Uśmiechną się słysząc słowa dziewczyny. -Dość długo-odpowiedział. Nie pamiętał dokładnie kiedy zaczął. Na początku grał dla zabicia czasu potem go wciągnęło.- Grasz na jakimś instrumencie?- zapytał dziewczynę. Wielka Sala powoli pękała w szwach .Gabriel miał coraz większą ochotę po prostu stąd wyjść i najprawdopodobniej to zrobi tylko trochę później..."Ciekawe jak się bawi Lily"zastanawiał się. Nie miał jeszcze okazji porozmawiać z przyjaciółką o balu. Widział tylko jak wchodziła.
- Niestety, ale nie - odparła. Może i dobrze się im tańczyło, jednak Gabrielle zaczęła odczuwać zmęczenie i wiedziała, że zbyt długo bez odpoczynku nie wytrzyma. - Przepraszam cię, ale muszę usiąść, choć na chwilę - rzekła, po czym odeszła w stronę stolików z ponczem. Zbieg okoliczności sprawił, że trafiła akurat na ten, przy którym siedział jej przyjaciel. - Witaj, Sam - przywitała się z nim, nie chcąc go zaskoczyć swą obecnością, choć pewnie to zrobiła - to ja, Gabrielle - dodała, aby nie zaszło żadne nieporozumienie.
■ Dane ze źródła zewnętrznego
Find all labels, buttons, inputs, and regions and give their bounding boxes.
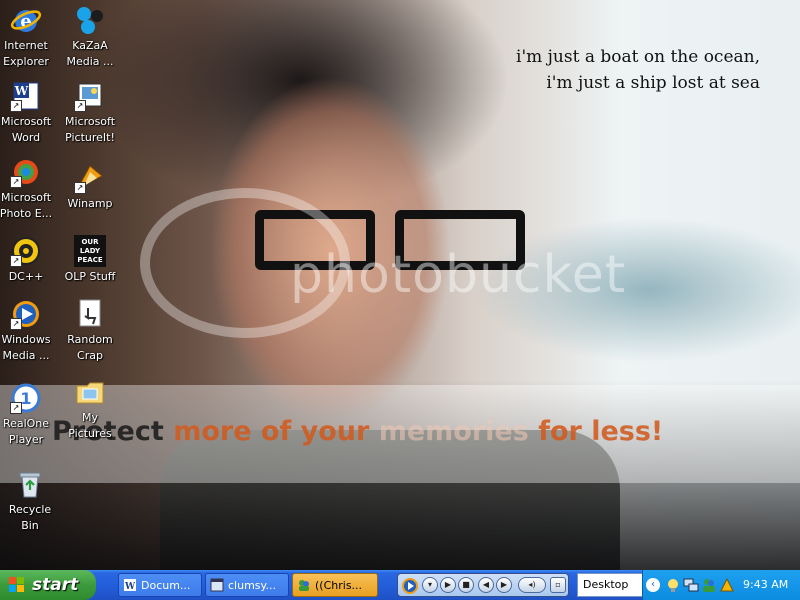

Kiedy Bell odeszła od stolika on zaczął się rozglądać po sali w poszukaniu jakiejś wolnej dziewczyny. Nie mógł jakiejkolwiek wypatrzyć, więc wstał i zaczął chodzić po sali. Nie znalazł nikogo, więc z nudów podszedł do drugiego gitarzysty pióra bazyliszka, powiedział mu coś na ucho a ten wręczył mu gitarę. Max dobrze czuł się na scenie, mimo że prawie nikt go nie widział. Kiedy grał poczuł się naprawdę dobrze. Tej piosenki akurat nie fałszował, gdyż znał ją na zbyt dobrze.
-Oczywiście -powiedział gdy dziewczyna udał się do stolika . Gdy krukonka już poszła do stołu Gabriel postanowił poszukać Lily. Stała sobie gdzieś sama , tak więc chłopak postanowił dotrzymać jej towarzystwa. -Gdzie twój partner?- zapytał ślizgonkę . Był pewien ,że wcześniej kręcił się koło niej jakiś chłopak a teraz gdzieś najwyraźniej poszedł.
(No niech to. -,- Przegapiłam połowę balu! Jak ja nie lubię szkoły i tych doświadczeńgrupowych na fizykę xd No i Lily stała jak słup soli :/) Od głośnej muzyki bolała ją głowa, myślała że zaraz eksploduje. Gdy usłyszała głoś Gabriela od razu się rozpromieniła. Jej partner? Gdzieś poszedł. Zapewne popsuła mu bal, ale czy to jej wina, że akurat ona mu się trafiła. Co ją jakiś ślizgon będzie obchodził. Zniszczyła mu bal i już. -A gdzieś sobie poszedł..- powiedziała zmęczonym głosem.- Widzę, że przynajmniej ty dobrze się bawisz... Posłała mu ciepły uśmiech, szkoda że jego nie wylosowali Lil. No bo przecież to jej przyjaciel, nie?
-Tak raczej tak-odparł. W sumie na balu nie było aż tak źle. No może trochę nie w jego stylu ale nie można mieć wszystkiego .Szkoda ,że Lyli nie miała za dobrego humoru z resztą nie wyglądała za dobrze. -Wszystko w porządku?- zapytał z troską.-Może na chwilę wyjdziemy?- zaproponował. Jego partnerka już z kimś rozmawiała ,więc pewnie nie zauważy jego odejścia. Z resztą zawsze może wrócić na salę. Martwił się o nią .Ślizgonka była dla niego jak siostra .Ich początki nie były łatwe ale udało się im odnaleźć wspólny język .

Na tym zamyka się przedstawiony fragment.